In the writing mode, there are methods that write line or lines in a similar manner:

* `writeline` rakes a _string_ as its argument and writes it to the newly created file;
* `writelines` takes a _list of strings_ as its argument and writes all of them to the newly created file.

In [None]:
file = open('files/newfile.txt', 'w')
text_to_write = ["Hello world!", "It is Wednesday.", "Middle of the week!"]
file.writelines(text_to_write)
file.close()

**Practice.** As you see, the strings of the `text_to_write` are concatenated with each other: `writelines` does not add a _separator_, therefore we would need to take care of it by ourselves. Fix the code above so that the file `newfile.txt` has every sentence starting from a new line.

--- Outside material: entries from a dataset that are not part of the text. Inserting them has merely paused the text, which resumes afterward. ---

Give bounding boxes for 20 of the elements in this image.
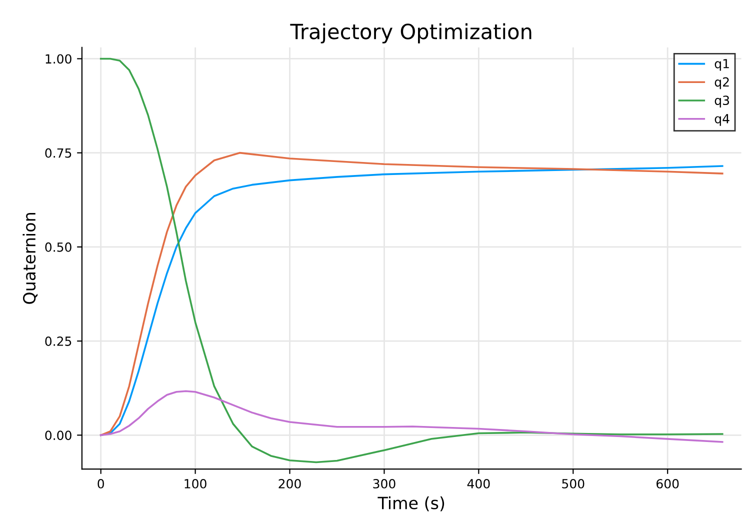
x-axis-title: Time (s)	[378, 496, 444, 512]
legend-label: q2	[714, 77, 729, 90]
x-tick-label: 0	[98, 478, 104, 488]
y-tick-label: 0.50	[45, 242, 72, 252]
legend-label: q3	[714, 96, 730, 108]
x-tick-label: 200	[278, 478, 301, 488]
x-tick-label: 500	[562, 478, 584, 488]
y-tick-label: 0.25	[45, 336, 72, 346]
y-tick-label: 0.75	[45, 148, 72, 158]
line-series	[100, 390, 724, 443]
legend-label: q1	[714, 59, 729, 71]
y-tick-label: 1.00	[46, 54, 72, 64]
x-tick-label: 300	[373, 478, 396, 488]
x-tick-label: 100	[184, 478, 206, 488]
chart-title: Trajectory Optimization	[290, 23, 532, 44]
legend-label: q4	[714, 114, 730, 126]
y-tick-label: 0.00	[45, 430, 72, 440]
x-tick-label: 400	[467, 478, 490, 488]
y-axis-title: Quaternion	[22, 213, 38, 304]
x-tick-label: 600	[656, 478, 679, 488]
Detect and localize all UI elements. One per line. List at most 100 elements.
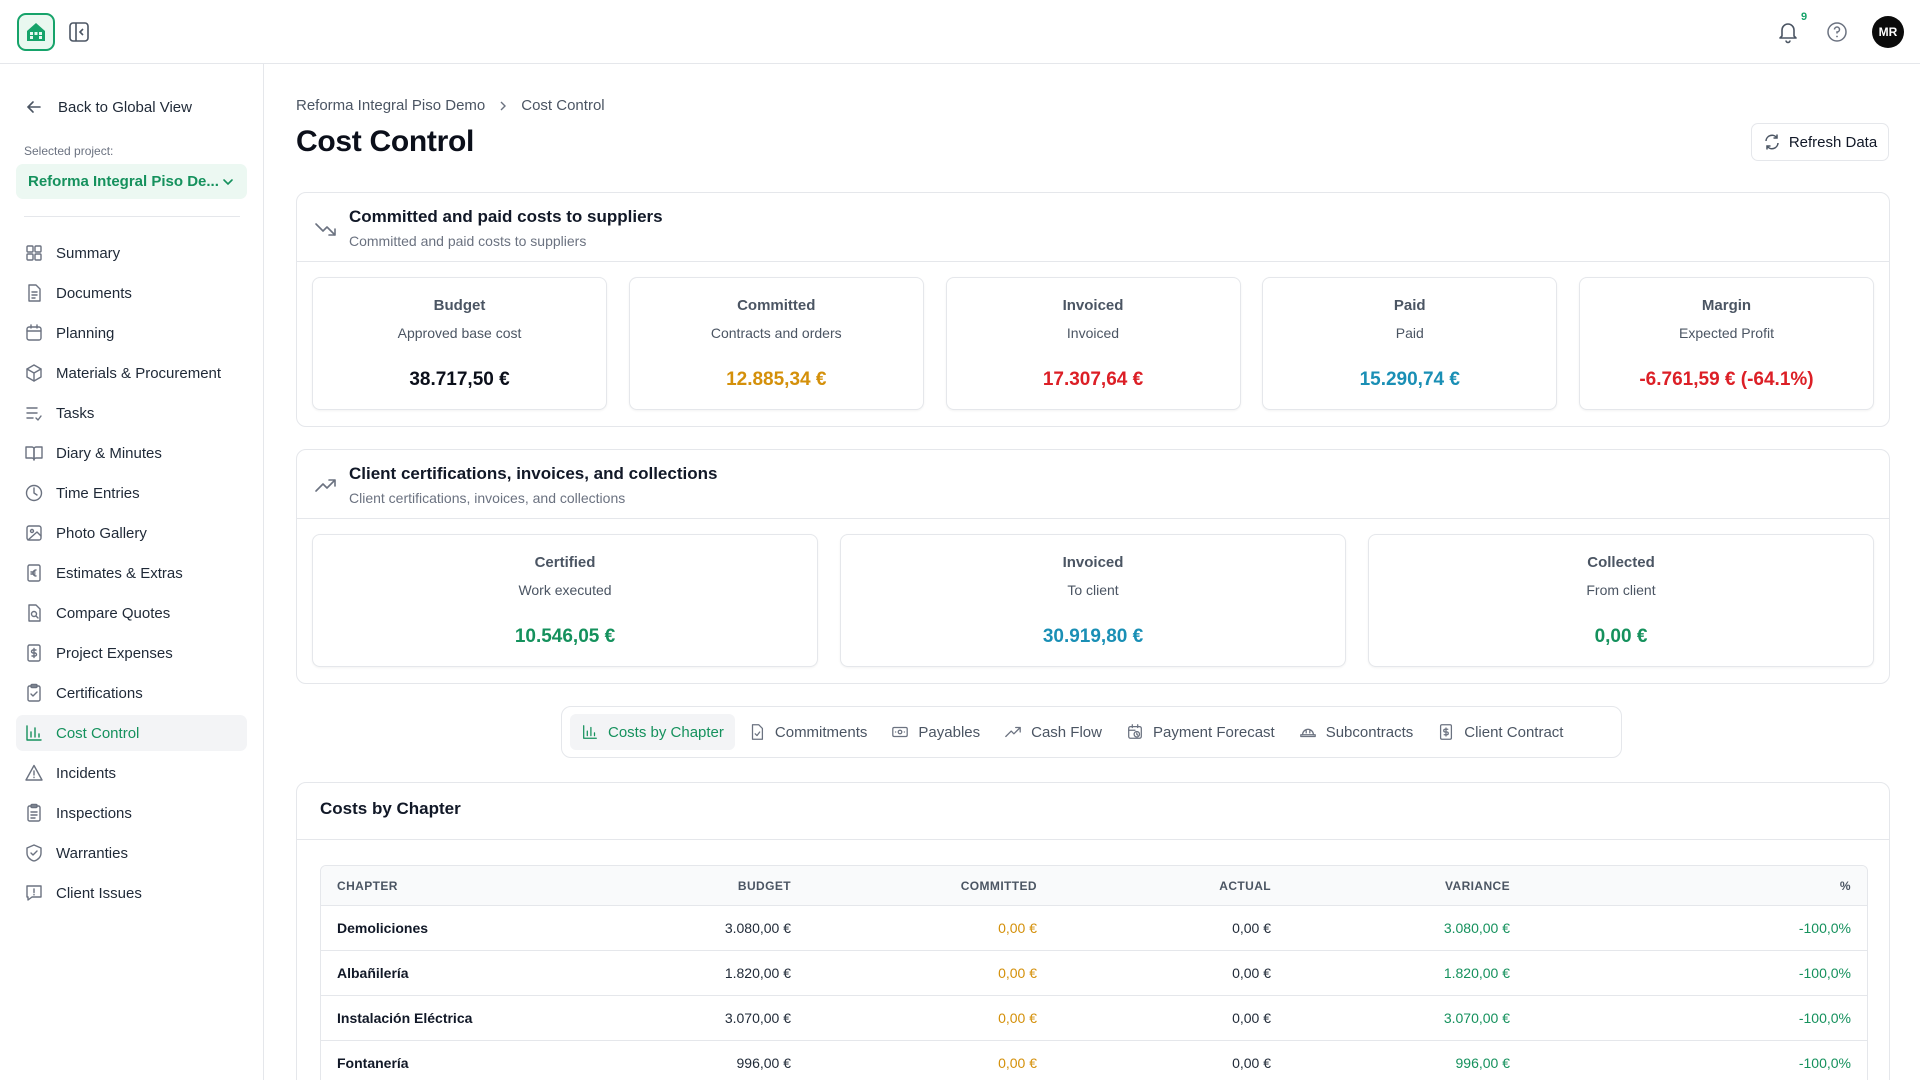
sidebar-item-incidents[interactable]: Incidents [16, 755, 247, 791]
back-to-global-view-link[interactable]: Back to Global View [24, 97, 192, 117]
column-header-pct[interactable]: % [1839, 878, 1851, 893]
sidebar-item-materials-and-procurement[interactable]: Materials & Procurement [16, 355, 247, 391]
house-icon [27, 23, 45, 41]
column-header-budget[interactable]: BUDGET [737, 878, 791, 893]
main-content: Reforma Integral Piso Demo Cost Control … [265, 64, 1920, 1080]
cell-committed: 0,00 € [998, 920, 1037, 936]
chevron-down-icon [223, 178, 233, 185]
client-costs-subtitle: Client certifications, invoices, and col… [349, 490, 626, 506]
document-icon [28, 284, 41, 302]
app-logo[interactable] [17, 13, 55, 51]
table-row[interactable]: Demoliciones 3.080,00 € 0,00 € 0,00 € 3.080,… [321, 906, 1867, 951]
suppliers-stat-paid: Paid Paid 15.290,74 € [1262, 277, 1558, 410]
cell-actual: 0,00 € [1232, 920, 1271, 936]
warning-icon [25, 764, 43, 781]
stat-title: Invoiced [1062, 297, 1124, 314]
sidebar-item-diary-and-minutes[interactable]: Diary & Minutes [16, 435, 247, 471]
sidebar-item-compare-quotes[interactable]: Compare Quotes [16, 595, 247, 631]
sidebar-item-label: Documents [56, 284, 132, 302]
supplier-costs-header: Committed and paid costs to suppliers Co… [297, 193, 1889, 262]
cell-budget: 1.820,00 € [724, 965, 791, 981]
help-icon[interactable] [1825, 20, 1849, 44]
tab-label: Payment Forecast [1152, 723, 1275, 741]
tab-cash-flow[interactable]: Cash Flow [993, 714, 1113, 750]
arrow-left-icon [26, 101, 41, 113]
stat-subtitle: Invoiced [1066, 325, 1120, 341]
column-header-committed[interactable]: COMMITTED [960, 878, 1037, 893]
trending-up-icon [1005, 726, 1021, 738]
stat-value: 17.307,64 € [1042, 369, 1144, 390]
sidebar-item-summary[interactable]: Summary [16, 235, 247, 271]
sidebar-item-planning[interactable]: Planning [16, 315, 247, 351]
refresh-data-button[interactable]: Refresh Data [1751, 123, 1889, 161]
selected-project-label: Selected project: [24, 144, 114, 158]
stat-subtitle: Work executed [518, 582, 612, 598]
table-header-row: CHAPTER BUDGET COMMITTED ACTUAL VARIANCE% [321, 866, 1867, 906]
sidebar-item-label: Certifications [56, 684, 143, 702]
stat-value: 15.290,74 € [1359, 369, 1460, 390]
sidebar-item-tasks[interactable]: Tasks [16, 395, 247, 431]
breadcrumb-project-link[interactable]: Reforma Integral Piso Demo [296, 97, 486, 114]
notification-count-badge: 9 [1801, 11, 1808, 23]
tab-subcontracts[interactable]: Subcontracts [1288, 714, 1425, 750]
tab-commitments[interactable]: Commitments [737, 714, 879, 750]
tab-label: Client Contract [1464, 723, 1564, 741]
sidebar-item-client-issues[interactable]: Client Issues [16, 875, 247, 911]
cell-pct: -100,0% [1798, 1055, 1851, 1071]
grid-icon [26, 245, 42, 261]
client-stat-certified: Certified Work executed 10.546,05 € [312, 534, 818, 667]
tab-client-contract[interactable]: Client Contract [1426, 714, 1574, 750]
sidebar-item-label: Summary [56, 244, 121, 262]
stat-title: Committed [737, 297, 816, 314]
sidebar-item-label: Client Issues [56, 884, 142, 902]
cell-variance: 3.080,00 € [1443, 920, 1510, 936]
stat-title: Paid [1393, 297, 1426, 314]
avatar[interactable]: MR [1872, 16, 1904, 48]
tab-label: Subcontracts [1325, 723, 1414, 741]
column-header-variance[interactable]: VARIANCE [1445, 878, 1510, 893]
cell-budget: 3.080,00 € [724, 920, 791, 936]
sidebar-item-project-expenses[interactable]: Project Expenses [16, 635, 247, 671]
package-icon [26, 364, 42, 382]
sidebar-toggle-icon[interactable] [68, 21, 90, 43]
trending-up-icon [315, 479, 336, 492]
sidebar-item-inspections[interactable]: Inspections [16, 795, 247, 831]
tab-costs-by-chapter[interactable]: Costs by Chapter [570, 714, 735, 750]
project-selector[interactable]: Reforma Integral Piso De... [16, 164, 247, 199]
chevron-right-icon [500, 101, 507, 110]
sidebar-item-documents[interactable]: Documents [16, 275, 247, 311]
table-row[interactable]: Instalación Eléctrica 3.070,00 € 0,00 € 0,0… [321, 996, 1867, 1041]
tab-payment-forecast[interactable]: Payment Forecast [1115, 714, 1286, 750]
sidebar-item-label: Estimates & Extras [56, 564, 183, 582]
project-selector-value: Reforma Integral Piso De... [28, 173, 219, 190]
cell-actual: 0,00 € [1232, 1055, 1271, 1071]
sidebar-item-label: Planning [56, 324, 115, 342]
costs-by-chapter-title: Costs by Chapter [320, 799, 461, 818]
message-alert-icon [26, 885, 42, 901]
sidebar-item-estimates-and-extras[interactable]: Estimates & Extras [16, 555, 247, 591]
sidebar-item-warranties[interactable]: Warranties [16, 835, 247, 871]
supplier-costs-subtitle: Committed and paid costs to suppliers [349, 233, 587, 249]
sidebar-item-label: Compare Quotes [56, 604, 171, 622]
sidebar-item-cost-control[interactable]: Cost Control [16, 715, 247, 751]
table-row[interactable]: Albañilería 1.820,00 € 0,00 € 0,00 € 1.820,0… [321, 951, 1867, 996]
sidebar: Back to Global View Selected project: Re… [0, 64, 264, 1080]
table-row[interactable]: Fontanería 996,00 € 0,00 € 0,00 € 996,00 € -1… [321, 1041, 1867, 1080]
bell-icon[interactable] [1776, 20, 1800, 44]
card-divider [297, 839, 1889, 840]
page-title: Cost Control [296, 125, 475, 158]
column-header-chapter[interactable]: CHAPTER [337, 878, 398, 893]
cell-committed: 0,00 € [998, 1010, 1037, 1026]
stat-subtitle: Expected Profit [1679, 325, 1774, 341]
sidebar-item-certifications[interactable]: Certifications [16, 675, 247, 711]
stat-value: 10.546,05 € [514, 626, 616, 647]
stat-title: Collected [1587, 554, 1655, 571]
sidebar-item-time-entries[interactable]: Time Entries [16, 475, 247, 511]
tab-label: Commitments [774, 723, 868, 741]
cell-budget: 3.070,00 € [724, 1010, 791, 1026]
sidebar-item-label: Incidents [56, 764, 117, 782]
sidebar-item-photo-gallery[interactable]: Photo Gallery [16, 515, 247, 551]
stat-title: Margin [1701, 297, 1752, 314]
column-header-actual[interactable]: ACTUAL [1219, 878, 1271, 893]
tab-payables[interactable]: Payables [880, 714, 991, 750]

**Warning:** it is possible to write only lists of strings. If the data that needs to be written contains other data types, make sure to convert them to strings!

In [None]:
file = open('files/newfile.txt', 'w')
text_to_write = ["Hello world!", 42]
file.writelines(text_to_write)
file.close()

The usual `str` function takes care of converting nearly any datatype to its string representation.

In [None]:
file = open('files/newfile.txt', 'w')
text_to_write = ["Hello world! ", str(42)]
file.writelines(text_to_write)
file.close()

## Working with CSV files

A very simple way to store tables in files is to do it in `.csv` files. CSV stands for "comma separated values", and indeed, these files look like this:

    Name,Last Name,Department,Points
    Matt,Bellamy,AMS,79
    Dominic,Howard,LIN,82
    Chris,Wolstenholme,CSE,72
    
It is in fact possible to engineer a way to work with csv files using the same methods we already discussed.

In [None]:
with open('files/grades.csv', 'r') as file:
    for line in file:
        print(line.strip())

Every line of the file is still a string, and therefore to represent them as a list of values, we will need to split them.

In [None]:
with open('files/grades.csv', 'r') as file:
    for line in file:
        print(line.strip().split(","))

A simpler way to read csv files in Python is to use `csv` or `pandas` packages.

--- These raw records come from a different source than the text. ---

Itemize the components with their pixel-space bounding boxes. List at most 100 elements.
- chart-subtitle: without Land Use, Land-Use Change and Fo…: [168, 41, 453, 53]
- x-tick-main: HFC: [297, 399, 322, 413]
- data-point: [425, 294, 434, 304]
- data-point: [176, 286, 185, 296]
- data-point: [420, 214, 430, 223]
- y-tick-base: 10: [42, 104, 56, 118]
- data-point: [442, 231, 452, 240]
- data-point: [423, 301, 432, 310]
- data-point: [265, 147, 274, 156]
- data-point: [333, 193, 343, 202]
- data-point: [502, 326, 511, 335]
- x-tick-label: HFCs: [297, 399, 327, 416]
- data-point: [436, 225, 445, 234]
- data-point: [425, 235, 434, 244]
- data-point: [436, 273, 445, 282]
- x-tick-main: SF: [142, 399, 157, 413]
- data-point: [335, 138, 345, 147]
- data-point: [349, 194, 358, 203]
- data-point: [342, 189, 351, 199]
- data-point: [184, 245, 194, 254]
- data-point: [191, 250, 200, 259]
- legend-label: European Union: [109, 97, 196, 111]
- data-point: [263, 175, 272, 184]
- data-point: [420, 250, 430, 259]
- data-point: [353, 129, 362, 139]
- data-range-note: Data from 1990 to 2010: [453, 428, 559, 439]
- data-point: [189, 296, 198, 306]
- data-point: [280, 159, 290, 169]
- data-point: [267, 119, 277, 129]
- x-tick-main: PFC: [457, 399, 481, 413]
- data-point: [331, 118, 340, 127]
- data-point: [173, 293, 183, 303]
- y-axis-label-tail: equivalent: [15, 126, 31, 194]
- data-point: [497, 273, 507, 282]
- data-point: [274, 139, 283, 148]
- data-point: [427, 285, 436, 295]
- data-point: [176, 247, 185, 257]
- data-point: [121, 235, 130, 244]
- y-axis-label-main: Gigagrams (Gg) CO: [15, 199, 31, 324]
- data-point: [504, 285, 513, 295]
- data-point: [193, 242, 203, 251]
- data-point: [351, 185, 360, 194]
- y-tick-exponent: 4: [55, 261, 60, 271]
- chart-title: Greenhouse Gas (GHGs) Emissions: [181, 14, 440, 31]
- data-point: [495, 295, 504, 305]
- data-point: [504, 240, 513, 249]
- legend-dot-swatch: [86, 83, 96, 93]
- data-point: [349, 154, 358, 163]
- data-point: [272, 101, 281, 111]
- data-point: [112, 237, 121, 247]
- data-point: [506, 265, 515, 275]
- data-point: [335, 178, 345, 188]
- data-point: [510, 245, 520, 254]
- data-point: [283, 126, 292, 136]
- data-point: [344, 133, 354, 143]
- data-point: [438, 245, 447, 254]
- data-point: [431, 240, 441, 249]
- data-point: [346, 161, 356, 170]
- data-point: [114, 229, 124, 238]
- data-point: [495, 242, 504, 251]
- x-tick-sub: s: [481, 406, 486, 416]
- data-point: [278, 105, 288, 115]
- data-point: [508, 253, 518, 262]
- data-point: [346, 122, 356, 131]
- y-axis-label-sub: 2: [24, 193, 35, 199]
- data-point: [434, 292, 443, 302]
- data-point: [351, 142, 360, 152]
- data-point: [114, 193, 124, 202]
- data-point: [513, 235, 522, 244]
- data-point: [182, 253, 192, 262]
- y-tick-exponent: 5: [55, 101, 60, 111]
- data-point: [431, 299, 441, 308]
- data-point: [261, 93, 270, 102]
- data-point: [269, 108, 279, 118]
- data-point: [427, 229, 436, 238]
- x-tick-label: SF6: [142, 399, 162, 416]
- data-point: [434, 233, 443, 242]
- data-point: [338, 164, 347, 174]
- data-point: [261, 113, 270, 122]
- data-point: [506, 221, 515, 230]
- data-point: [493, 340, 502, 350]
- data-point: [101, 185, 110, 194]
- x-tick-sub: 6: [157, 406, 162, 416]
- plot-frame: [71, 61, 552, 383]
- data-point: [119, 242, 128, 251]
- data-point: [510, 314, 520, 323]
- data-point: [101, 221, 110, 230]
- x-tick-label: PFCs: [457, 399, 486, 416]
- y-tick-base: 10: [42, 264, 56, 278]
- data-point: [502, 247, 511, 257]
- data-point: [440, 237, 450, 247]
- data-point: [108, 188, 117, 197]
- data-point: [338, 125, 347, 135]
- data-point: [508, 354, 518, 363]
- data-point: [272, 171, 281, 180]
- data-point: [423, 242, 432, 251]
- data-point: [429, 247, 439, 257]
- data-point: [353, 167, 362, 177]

### Working with csv through `csv` package

In [None]:
import csv

In order to read a csv file using the `csv` package, right after opening the file, we need to define a `csv.reader` for it. It will parse the rows automatically!

In [None]:
with open('files/grades.csv', 'r') as file:
    csvreader = csv.reader(file)
    for row in csvreader:
        print(row)

Similarly, to write files, we want to define a `scv.writer` and change the editing mode to `w`. Then we will be able to write rows of the csv one-by-one by applying `writerow` method to the `csv.writer` object.

In [None]:
with open('files/greetings.csv', 'w') as file:
    csvwriter = csv.writer(file)
    csvwriter.writerow(["hello", "hi", "howdy"])
    csvwriter.writerow(["zdravstvujte", "privet", "hej"])

You can read more about the functionality of the `csv` package [here](https://docs.python.org/3/library/csv.html).

However, frequently we want to extract the values from a particular _column_ and this might be slightly more tricky then extracting a row.

### Working with csv through `pandas` package

`pandas` is a package that has a wide variety of uses, and one of them is the ease of extraction a column from a csv file. Here, we see a new way to import a package:

    import pandas as pd

It means that you are importing `pandas`, but instad of the full name, you are going to refer to the package as `pd`.

In [None]:
import pandas as pd

We can then use `pd.read_csv(filepath)` in order to import the csv file. And then the columns can be simply referred to by their names! Read [here](https://medium.com/dunder-data/selecting-subsets-of-data-in-pandas-6fcd0170be9c) more on the data processing with pandas.

In [None]:
grades = pd.read_csv('files/grades.csv')
grades["Name"]

# Homework 6

**Due on Thursday, October 10th, 11.59pm**

Send your notebook (don't forget to save your solutions!) to <alena.aksenova@stonybrook.edu> with the subject **\[CompLing1\] Homework 6**.

**Problem 1.** Based on the csv `files/grades.csv`, create a dictionary that will have students' names as keys, and their grades as values.

**Problem 2.** Use the file in `files/grades.csv ` in order to extract values from the column "Department" without using `pandas` package.